Что за бред вообще? Кто её на порог пустил! Так «грациозно» ушла, а тут вдруг вернуться решила. Ностальгия что ли?
— Да. Она второе место заняла, ты знаешь, наверное. Приехала, так же, как ты, на улицу меня вывела и сказала, что хочет вернуться.
— И вы позволили?
— Я добрый человек, не знаю даже, как умудряюсь гонять ленивых гимнасточек. Я не смог ей отказать, она сейчас разбита, столько новых ошибок набрала. Некоторые элементы мы учим заново…
— Меня её карьера не интересует! – Возможно, слишком грубо оборвала его я: — Простите, но я правда не хочу даже слышать её имени.
— А что ты хочешь слышать?
— Я хочу слышать, что мне можно тренироваться.
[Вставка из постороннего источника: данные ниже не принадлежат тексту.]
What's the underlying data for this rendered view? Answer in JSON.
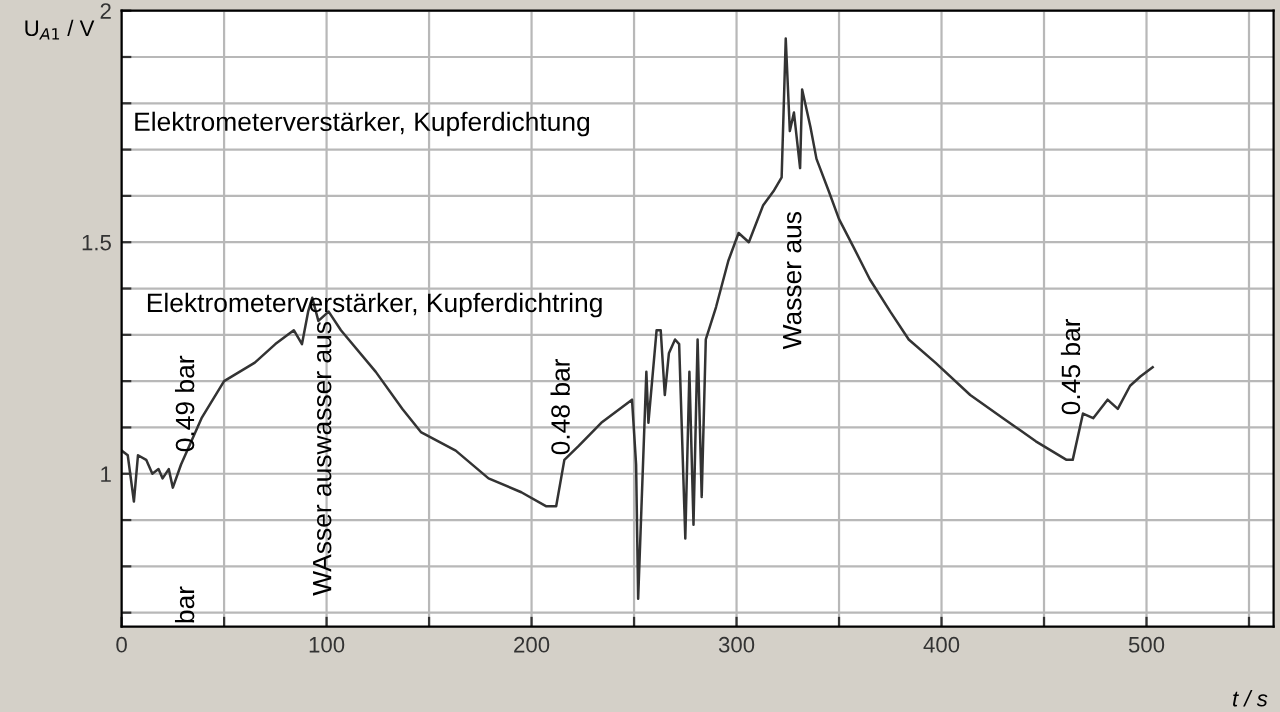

Но желания имеют такую способность – не сбываться. Поэтому завтра я иду в школу. Я не знаю, что мне там делать. Я ведь могла доучиться спокойно два года дома, потом поступить куда-нибудь.
— Лучше ты будешь ходить в школу, чем шататься по улицам или просиживать дни напролёт за компьютером. А на физкультуре тебе весело будет, продемонстрируешь им свою силу.
— Я ну буду никому ничего демонстрировать. С чего вы вообще взяли, что я буду ходить на физкультуру? Мама запретила думать о спорте, поэтому физкультуру я буду прогуливать. – Я сидела и вслух издевалась сама над собой. Даже стыдно, что Олег Павлович всё это выслушивает.
— А я бы ходил. Представь, как будут завидовать твои одноклассники – не каждый день в класс приходит мастер спорта по спортивной гимнастике.
— А можно я спрошу кое-что?
— Да, конечно. Ты про свой опорный спросишь, да? Я весь месяц ждал такого твоего вопроса.
— Ну, отвечайте тогда.
— В общем, трамплин был на 10 см дальше от снаряда, чем надо.
— Ясно. Я почувствовала, что оттолкнулась раньше, но как там затормозишь. Пришлось лететь, подать…
— Какой чёрт тебя дёрнул вставать!? – Сорвался он. Видимо, тоже на нервах: — Не двигалась бы, сейчас могла бы с командой по лесу бегать, комаров кормить.
— Правда? Значит, я всё-таки виновата? – Я была в шоке. Я верила в загадочные истории про проделки соперников, про какую-то ошибку при приготовлении снаряда для меня, я верила во всё, что угодно, но никогда даже не думала, что во всём виновата я! Зачем мне в голову ударила мысль встать и повторить?
— Я пойду, Олег Павлович. Пойду… — Я поднялась с лавочки и медленно зашагала в сторону дома, теребя в руках телефон. Виновата я.